Things being done on the Vineyard
Mr. John Stevens is the principal of the Edgartown School. I asked him about ways he tries to save the planet by preventing pollution. He said, "Well, I recycle as much as possible." I also asked him how he saves energy. He answered that we [at the Edgartown school] conserve energy by turning down the heat, installing light sensors in the rooms, and turning off the lights and computers when they are not needed. The last question I asked him was, "How do you recycle?" He answered, "We recycle water from the cafeteria and use it to water the plants and we recycle paper and plastics in the building."
Ms. Temple, a teaching assistant at the Edgartown Elementary school, picks up trash at the beach. She also teaches her children ways they can make the planet better by recycling and composting. She said that she tries to set a good example for her children to follow. (She also gives me a lot of homework!)
Those who protect our environment
Earth Day is important because it reminds us to stop and look at environmental problems.
I talked to teacher Susan Gamble from the Edgartown School and she gave me some very good information about people who keep our island safe and clean.
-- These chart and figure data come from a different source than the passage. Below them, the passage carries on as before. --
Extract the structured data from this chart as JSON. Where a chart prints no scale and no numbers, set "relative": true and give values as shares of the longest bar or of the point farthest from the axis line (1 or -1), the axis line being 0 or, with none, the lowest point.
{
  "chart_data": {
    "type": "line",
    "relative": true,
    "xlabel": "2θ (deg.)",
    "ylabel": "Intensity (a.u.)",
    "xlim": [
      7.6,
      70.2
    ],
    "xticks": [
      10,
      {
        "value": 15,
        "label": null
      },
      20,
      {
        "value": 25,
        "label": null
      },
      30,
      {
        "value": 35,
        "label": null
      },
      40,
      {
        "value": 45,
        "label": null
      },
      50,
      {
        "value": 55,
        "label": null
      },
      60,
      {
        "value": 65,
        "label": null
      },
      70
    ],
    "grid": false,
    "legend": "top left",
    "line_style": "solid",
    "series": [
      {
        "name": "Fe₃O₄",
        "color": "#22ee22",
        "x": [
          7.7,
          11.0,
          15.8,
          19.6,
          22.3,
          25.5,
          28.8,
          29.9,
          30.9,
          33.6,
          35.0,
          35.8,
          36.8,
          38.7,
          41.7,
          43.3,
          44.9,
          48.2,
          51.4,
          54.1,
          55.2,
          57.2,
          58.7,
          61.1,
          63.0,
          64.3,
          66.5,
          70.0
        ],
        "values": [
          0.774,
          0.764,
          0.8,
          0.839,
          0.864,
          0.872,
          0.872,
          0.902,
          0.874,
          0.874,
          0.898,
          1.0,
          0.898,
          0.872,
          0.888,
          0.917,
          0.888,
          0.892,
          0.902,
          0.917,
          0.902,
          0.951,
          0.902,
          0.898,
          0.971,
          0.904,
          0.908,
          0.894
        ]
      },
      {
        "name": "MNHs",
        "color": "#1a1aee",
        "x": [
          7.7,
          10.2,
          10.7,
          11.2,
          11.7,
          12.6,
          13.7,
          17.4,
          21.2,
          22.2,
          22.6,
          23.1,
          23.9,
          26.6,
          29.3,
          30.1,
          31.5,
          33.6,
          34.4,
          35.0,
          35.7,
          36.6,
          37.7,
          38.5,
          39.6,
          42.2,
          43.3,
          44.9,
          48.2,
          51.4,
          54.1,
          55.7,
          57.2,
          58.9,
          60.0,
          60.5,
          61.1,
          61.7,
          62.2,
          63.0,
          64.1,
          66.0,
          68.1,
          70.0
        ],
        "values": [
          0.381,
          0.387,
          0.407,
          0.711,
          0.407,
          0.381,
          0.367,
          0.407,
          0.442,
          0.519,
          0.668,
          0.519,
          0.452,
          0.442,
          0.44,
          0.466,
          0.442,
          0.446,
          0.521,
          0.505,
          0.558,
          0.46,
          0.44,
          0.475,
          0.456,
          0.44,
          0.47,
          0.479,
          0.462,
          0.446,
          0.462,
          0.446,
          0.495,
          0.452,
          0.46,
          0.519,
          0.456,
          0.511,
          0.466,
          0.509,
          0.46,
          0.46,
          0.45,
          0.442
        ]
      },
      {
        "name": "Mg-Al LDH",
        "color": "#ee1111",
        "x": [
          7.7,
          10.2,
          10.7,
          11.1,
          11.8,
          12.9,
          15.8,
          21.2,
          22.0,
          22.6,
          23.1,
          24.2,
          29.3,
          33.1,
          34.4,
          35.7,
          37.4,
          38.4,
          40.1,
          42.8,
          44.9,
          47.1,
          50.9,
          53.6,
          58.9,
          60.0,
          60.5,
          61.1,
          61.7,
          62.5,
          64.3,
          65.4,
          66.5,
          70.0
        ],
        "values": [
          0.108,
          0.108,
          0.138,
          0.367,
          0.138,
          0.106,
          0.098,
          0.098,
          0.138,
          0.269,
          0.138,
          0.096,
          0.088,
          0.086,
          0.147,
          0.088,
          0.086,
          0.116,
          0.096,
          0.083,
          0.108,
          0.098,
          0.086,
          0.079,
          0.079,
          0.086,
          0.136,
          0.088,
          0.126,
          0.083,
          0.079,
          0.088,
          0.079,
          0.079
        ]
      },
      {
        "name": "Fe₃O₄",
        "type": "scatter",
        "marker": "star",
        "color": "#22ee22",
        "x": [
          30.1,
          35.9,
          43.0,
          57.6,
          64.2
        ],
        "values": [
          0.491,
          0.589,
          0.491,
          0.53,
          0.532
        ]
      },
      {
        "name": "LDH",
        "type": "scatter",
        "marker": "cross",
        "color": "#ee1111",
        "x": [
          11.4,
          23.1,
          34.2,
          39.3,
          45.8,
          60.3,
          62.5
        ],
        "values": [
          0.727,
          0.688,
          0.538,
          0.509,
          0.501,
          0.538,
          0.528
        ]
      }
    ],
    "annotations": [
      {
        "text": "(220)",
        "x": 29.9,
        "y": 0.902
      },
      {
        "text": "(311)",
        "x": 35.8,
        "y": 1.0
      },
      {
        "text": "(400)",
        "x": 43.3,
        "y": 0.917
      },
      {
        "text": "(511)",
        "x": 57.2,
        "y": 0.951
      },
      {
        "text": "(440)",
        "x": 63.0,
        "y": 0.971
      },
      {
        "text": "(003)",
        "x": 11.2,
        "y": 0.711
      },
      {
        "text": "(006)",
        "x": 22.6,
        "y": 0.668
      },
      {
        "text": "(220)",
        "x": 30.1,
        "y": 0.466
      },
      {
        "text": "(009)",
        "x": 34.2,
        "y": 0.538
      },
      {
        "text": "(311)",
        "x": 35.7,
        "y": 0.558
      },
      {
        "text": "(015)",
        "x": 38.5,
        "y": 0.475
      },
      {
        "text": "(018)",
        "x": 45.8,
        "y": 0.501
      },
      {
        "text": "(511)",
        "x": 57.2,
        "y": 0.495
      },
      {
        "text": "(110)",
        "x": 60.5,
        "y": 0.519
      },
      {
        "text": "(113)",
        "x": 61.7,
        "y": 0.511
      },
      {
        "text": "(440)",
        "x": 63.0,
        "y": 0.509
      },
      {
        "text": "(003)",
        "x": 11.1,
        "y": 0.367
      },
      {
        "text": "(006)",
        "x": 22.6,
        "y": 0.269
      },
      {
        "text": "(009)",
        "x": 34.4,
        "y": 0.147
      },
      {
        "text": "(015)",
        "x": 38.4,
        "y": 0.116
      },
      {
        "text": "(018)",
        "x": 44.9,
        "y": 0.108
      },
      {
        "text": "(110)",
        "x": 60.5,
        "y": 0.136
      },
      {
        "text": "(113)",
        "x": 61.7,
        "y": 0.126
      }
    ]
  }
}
Police help because they can ticket people who litter. The Highway Department and the Sheriff's office help by having the people from jail pick up the trash that's left on the side of the road. EMTs and medical people help save our lives due to the air pollution that people are breathing.
I interviewed science teacher David Faber at the Edgartown School and he told me about the importance of educating students about the environment. Mr. Faber also talked about very important organizations on the Island. These groups contribute to help keep our environment safe by preserving land in its natural state, educating Islanders about environment issues, and sponsoring beach clean-up days and walks around the Island. Some of the important Island groups are: The Trustees of Reservations, The Land Bank, The Sheriff's Meadow Foundation, Felix Neck, and the Vineyard Conservation Society.
Without teachers to help us learn about what is good and bad for the environment we won't be able to learn good habits to preserve our land. Without people who care about the Island we won't have a beautiful place to live. We can learn new ways to prevent those problems by sharing ideas and talking to others. Let's all do something special for the island on Earth Day, April 22.